Por tanto, el cambio se compone de…

Movimiento Intrínsicamente Motivado.

El movimiento visible es la manifestación explícita de la Motivación, o movimiento-implícito de la Vida.

Cuando queremos o necesitamos un cambio, es esta sensación de movimiento interno no explícito la que nos mueve a buscar cómo explicitarlo.

Dirección Explícitamente Reconocida.

La dirección del movimiento está implícita en la motivación.

Es nuestra tarea hacerla explícita, saber exactamente hacia dónde quiere moverse la Vida, y para eso es imperante aprender a escuchar adentro para poder manifestar afuera.

Proceso Constructivo de Interacción.

Para que el movimiento no se detenga es necesario que esté en Interacción Vital con el contexto, o sea, en interacción presente.

Para eso hay que construir interacción sobre lo que ya está en marcha en la dirección que queremos, y hay que fomentar las interacciones que facilitan el movimiento en esta dirección.
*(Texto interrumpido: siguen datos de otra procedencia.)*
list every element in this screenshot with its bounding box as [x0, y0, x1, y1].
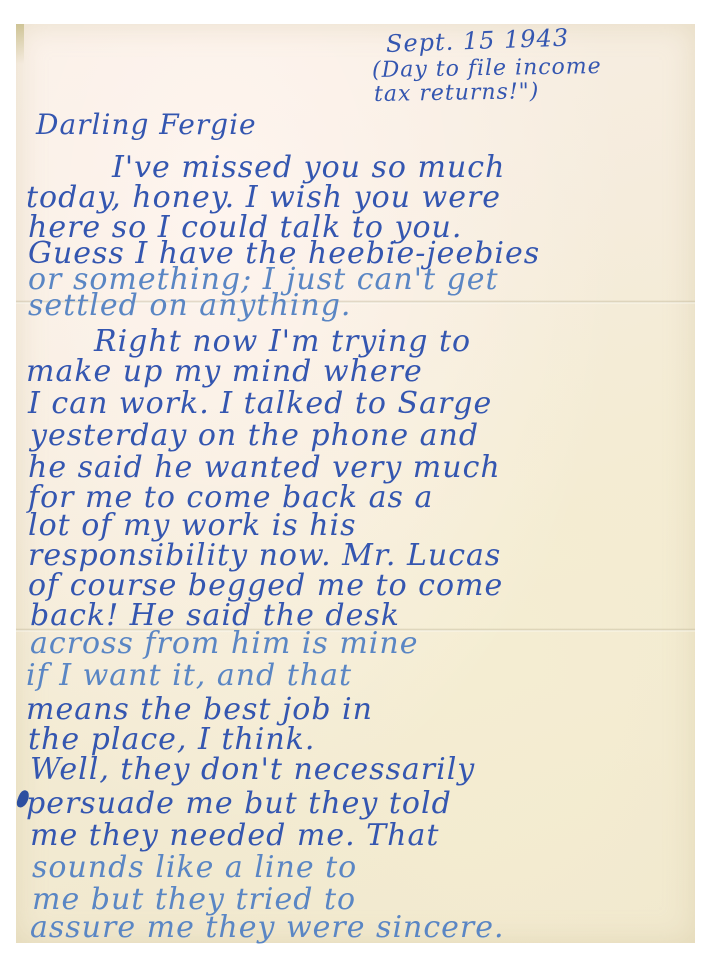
body-line: yesterday on the phone and — [30, 418, 479, 453]
body-line: make up my mind where — [26, 354, 423, 389]
letter-date-note-1: (Day to file income — [372, 54, 602, 83]
body-line: settled on anything. — [28, 288, 351, 323]
body-line: if I want it, and that — [26, 658, 352, 693]
letter-date-note-2: tax returns!") — [374, 79, 540, 107]
body-line: me they needed me. That — [30, 818, 439, 853]
body-line: assure me they were sincere. — [30, 910, 505, 945]
body-line: I can work. I talked to Sarge — [28, 386, 492, 421]
body-line: across from him is mine — [30, 626, 418, 661]
letter-salutation: Darling Fergie — [36, 108, 257, 141]
body-line: Well, they don't necessarily — [30, 752, 475, 787]
letter-date: Sept. 15 1943 — [386, 24, 570, 58]
letter-paper: Sept. 15 1943 (Day to file income tax re… — [16, 24, 695, 943]
body-line: sounds like a line to — [32, 850, 357, 885]
body-line: persuade me but they told — [26, 786, 452, 821]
El resultado final de este proceso de movimiento direccionado es un CAMBIO DE IDENTIDAD, o sea, un cambio en el modelo de representación de la realidad.

Como docentes debemos tener presente que, más allá de los resultados visibles que tengan nuestros alumnos, lo que buscamos es fomentar en ellos un cambio en su percepción de sí mismos en relación con el ambiente.

Como docentes no podemos forzar, apurar, ni hacer ese cambio por ellos; ni siquiera podemos asegurar que el cambio ocurrirá.

Pero sí podemos ayudar a encontrar la dirección para la motivación intrínseca y generar un contexto de interacción constructiva que vuelva explícito el movimiento en esa dirección.